# Name??



## PLUMBER_BILL (Oct 23, 2009)

Today a neighbor came over with a quote from an oil dealer with a quote on a gas boiler installation.

Asked me what I thought? Problem boiler I am not familar with.

It is a Williamson GWA anygood?

Made in Milwaukee

You can PM me if you want


----------



## rjbphd (Feb 5, 2010)

PLUMBER_BILL said:


> Today a neighbor came over with a quote from an oil dealer with a quote on a gas boiler installation.
> 
> Asked me what I thought? Problem boiler I am not familar with.
> 
> ...


 Its a re-badged boiler made by Weil Mclain... needs more information... knowily its oil to gas coversetion...
Steam??? Hot water on which type of emitters???


----------



## rjbphd (Feb 5, 2010)

rjbphd said:


> Its a re-badged boiler made by Weil Mclain... needs more information... knowily its oil to gas coversetion...
> Steam??? Hot water on which type of emitters???
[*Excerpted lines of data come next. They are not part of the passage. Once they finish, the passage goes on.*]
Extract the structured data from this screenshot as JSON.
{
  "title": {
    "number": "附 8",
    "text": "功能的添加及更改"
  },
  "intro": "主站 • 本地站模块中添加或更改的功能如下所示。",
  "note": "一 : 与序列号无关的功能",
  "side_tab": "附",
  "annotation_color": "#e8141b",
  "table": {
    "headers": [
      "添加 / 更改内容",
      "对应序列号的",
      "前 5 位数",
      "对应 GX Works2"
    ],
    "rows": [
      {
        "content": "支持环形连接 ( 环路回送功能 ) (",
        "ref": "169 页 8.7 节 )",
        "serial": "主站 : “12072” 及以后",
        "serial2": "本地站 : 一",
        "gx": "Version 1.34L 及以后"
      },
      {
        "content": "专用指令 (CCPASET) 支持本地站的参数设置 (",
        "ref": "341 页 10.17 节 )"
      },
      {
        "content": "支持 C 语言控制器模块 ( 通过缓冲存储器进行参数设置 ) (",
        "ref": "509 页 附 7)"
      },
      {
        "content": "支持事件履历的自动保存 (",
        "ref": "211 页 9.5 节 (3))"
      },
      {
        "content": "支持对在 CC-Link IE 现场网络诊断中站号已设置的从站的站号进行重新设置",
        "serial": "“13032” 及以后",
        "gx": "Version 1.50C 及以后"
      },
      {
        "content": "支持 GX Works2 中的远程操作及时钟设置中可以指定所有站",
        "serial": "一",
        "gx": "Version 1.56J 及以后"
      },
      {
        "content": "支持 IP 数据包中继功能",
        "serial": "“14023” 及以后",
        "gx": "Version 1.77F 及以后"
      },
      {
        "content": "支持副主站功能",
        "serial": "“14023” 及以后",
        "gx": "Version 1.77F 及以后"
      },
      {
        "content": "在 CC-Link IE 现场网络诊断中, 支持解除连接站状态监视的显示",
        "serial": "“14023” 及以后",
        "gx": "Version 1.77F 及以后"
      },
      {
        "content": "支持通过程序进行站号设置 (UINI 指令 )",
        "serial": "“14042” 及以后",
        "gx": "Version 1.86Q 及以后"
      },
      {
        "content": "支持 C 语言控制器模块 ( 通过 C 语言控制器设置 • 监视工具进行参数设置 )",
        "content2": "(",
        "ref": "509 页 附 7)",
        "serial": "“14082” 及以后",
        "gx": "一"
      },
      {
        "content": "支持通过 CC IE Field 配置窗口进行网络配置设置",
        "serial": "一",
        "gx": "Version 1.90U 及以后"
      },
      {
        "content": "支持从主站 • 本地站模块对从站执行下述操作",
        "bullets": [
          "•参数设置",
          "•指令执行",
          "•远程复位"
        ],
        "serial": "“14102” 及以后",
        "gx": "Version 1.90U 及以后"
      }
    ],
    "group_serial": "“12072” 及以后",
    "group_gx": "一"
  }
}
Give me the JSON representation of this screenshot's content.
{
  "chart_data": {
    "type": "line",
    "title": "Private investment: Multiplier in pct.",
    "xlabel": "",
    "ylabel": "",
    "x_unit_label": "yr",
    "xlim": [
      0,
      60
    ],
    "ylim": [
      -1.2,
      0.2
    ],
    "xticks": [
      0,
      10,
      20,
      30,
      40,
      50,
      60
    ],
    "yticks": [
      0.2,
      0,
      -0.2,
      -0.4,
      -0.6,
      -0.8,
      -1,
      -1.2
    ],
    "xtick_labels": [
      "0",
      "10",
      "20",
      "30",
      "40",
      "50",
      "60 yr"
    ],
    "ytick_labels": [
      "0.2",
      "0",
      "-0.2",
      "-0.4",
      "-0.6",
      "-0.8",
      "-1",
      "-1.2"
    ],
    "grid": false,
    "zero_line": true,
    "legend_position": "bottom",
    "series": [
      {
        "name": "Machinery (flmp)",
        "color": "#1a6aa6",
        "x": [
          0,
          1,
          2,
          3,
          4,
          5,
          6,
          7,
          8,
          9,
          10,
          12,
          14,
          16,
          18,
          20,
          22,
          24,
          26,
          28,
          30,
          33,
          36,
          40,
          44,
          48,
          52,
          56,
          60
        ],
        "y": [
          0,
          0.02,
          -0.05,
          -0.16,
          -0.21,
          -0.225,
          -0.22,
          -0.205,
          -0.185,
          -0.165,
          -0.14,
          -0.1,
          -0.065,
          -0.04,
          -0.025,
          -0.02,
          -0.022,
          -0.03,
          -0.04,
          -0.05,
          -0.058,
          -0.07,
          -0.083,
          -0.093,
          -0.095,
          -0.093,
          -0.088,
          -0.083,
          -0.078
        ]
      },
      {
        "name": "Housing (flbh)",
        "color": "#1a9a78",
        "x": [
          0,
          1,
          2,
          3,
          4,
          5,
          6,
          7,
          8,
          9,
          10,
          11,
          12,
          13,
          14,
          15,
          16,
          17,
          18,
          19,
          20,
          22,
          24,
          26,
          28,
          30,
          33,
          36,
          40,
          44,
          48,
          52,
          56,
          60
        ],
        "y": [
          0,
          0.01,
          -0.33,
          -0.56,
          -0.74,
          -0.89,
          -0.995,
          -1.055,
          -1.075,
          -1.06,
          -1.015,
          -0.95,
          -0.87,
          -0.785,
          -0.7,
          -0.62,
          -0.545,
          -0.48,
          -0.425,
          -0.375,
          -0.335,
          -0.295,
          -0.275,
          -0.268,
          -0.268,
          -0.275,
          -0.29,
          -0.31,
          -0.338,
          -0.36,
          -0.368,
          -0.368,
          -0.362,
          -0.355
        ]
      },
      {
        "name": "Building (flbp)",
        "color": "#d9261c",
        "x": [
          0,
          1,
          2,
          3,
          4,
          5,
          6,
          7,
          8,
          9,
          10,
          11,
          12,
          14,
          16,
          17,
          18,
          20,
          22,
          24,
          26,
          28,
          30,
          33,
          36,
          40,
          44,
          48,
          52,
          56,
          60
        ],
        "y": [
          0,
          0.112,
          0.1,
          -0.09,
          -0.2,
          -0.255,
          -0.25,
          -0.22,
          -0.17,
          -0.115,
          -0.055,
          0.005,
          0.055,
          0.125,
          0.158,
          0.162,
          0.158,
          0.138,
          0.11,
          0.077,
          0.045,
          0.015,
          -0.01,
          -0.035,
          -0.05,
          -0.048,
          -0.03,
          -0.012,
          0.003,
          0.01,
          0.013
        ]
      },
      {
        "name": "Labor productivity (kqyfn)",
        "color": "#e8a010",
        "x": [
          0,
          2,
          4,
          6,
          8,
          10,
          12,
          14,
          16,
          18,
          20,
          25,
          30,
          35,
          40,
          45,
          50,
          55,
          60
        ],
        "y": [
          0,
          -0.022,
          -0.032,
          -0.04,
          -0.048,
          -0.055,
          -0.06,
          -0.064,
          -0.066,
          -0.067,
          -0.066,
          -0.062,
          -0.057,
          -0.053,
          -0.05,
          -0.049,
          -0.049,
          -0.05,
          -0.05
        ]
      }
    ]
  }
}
I re read your post, its the OIL company doing the gas converstion???


----------



## Gettinit (May 9, 2012)

rjbphd said:


> I re read your post, its the OIL company doing the gas converstion???


Why not? They will not be selling oil to them anymore. I bet they sell propane and plan to convert it to a propane boiler.


----------



## theplumbinator (Sep 6, 2012)

Williamson is a stripped down version of WeilMclain painted green. Bolth junk if you ask me. I would rather use a NewYorker made by Burnham, if I were to use a sub model boiler.


----------



## rjbphd (Feb 5, 2010)

theplumbinator said:


> Williamson is a stripped down version of WeilMclain painted green. Bolth junk if you ask me. I would rather use a NewYorker made by Burnham, if I were to use a sub model boiler.


 Bryant are the most junky boiler


----------



## theplumbinator (Sep 6, 2012)

Ive never even seen a Bryant boiler. I know they make AC units though I believe Carrier owns them. Ive always felt Slant Fin boilers were bottom of the barrel. I like their 30 series baseboard, but home depot used to sell their boilers around here left a bad taste in my mouth.


----------



## rjbphd (Feb 5, 2010)

theplumbinator said:


> Ive never even seen a Bryant boiler. I know they make AC units though I believe Carrier owns them. Ive always felt Slant Fin boilers were bottom of the barrel. I like their 30 series baseboard, but home depot used to sell their boilers around here left a bad taste in my mouth.


Bryant are rebadged of a junky boiler, Dunkirk... we call them Junkirk boiler here..


----------



## theplumbinator (Sep 6, 2012)

Dunkirk ive heard of. They also make pennco, I have to agree junkey boiler. Me personally I like Burnham, buderus, and viessman. I have been known to install the occasional peerless or crown if thats what the customer wants .


----------



## vinpadalino (Aug 27, 2010)

I've worked on Williamson furnace before they seemed good easy to service. Never the boilers..


----------



## theplumbinator (Sep 6, 2012)

Williamson furnaces I believe are sourced from ICP who lables twenty or so different brands I only ever worked on one, it was only a year old had to replace it due to flooded basement. Looked like a nice furnace though when I took it apart to scrap it. Heavy guage heat exchanger clean welds.


----------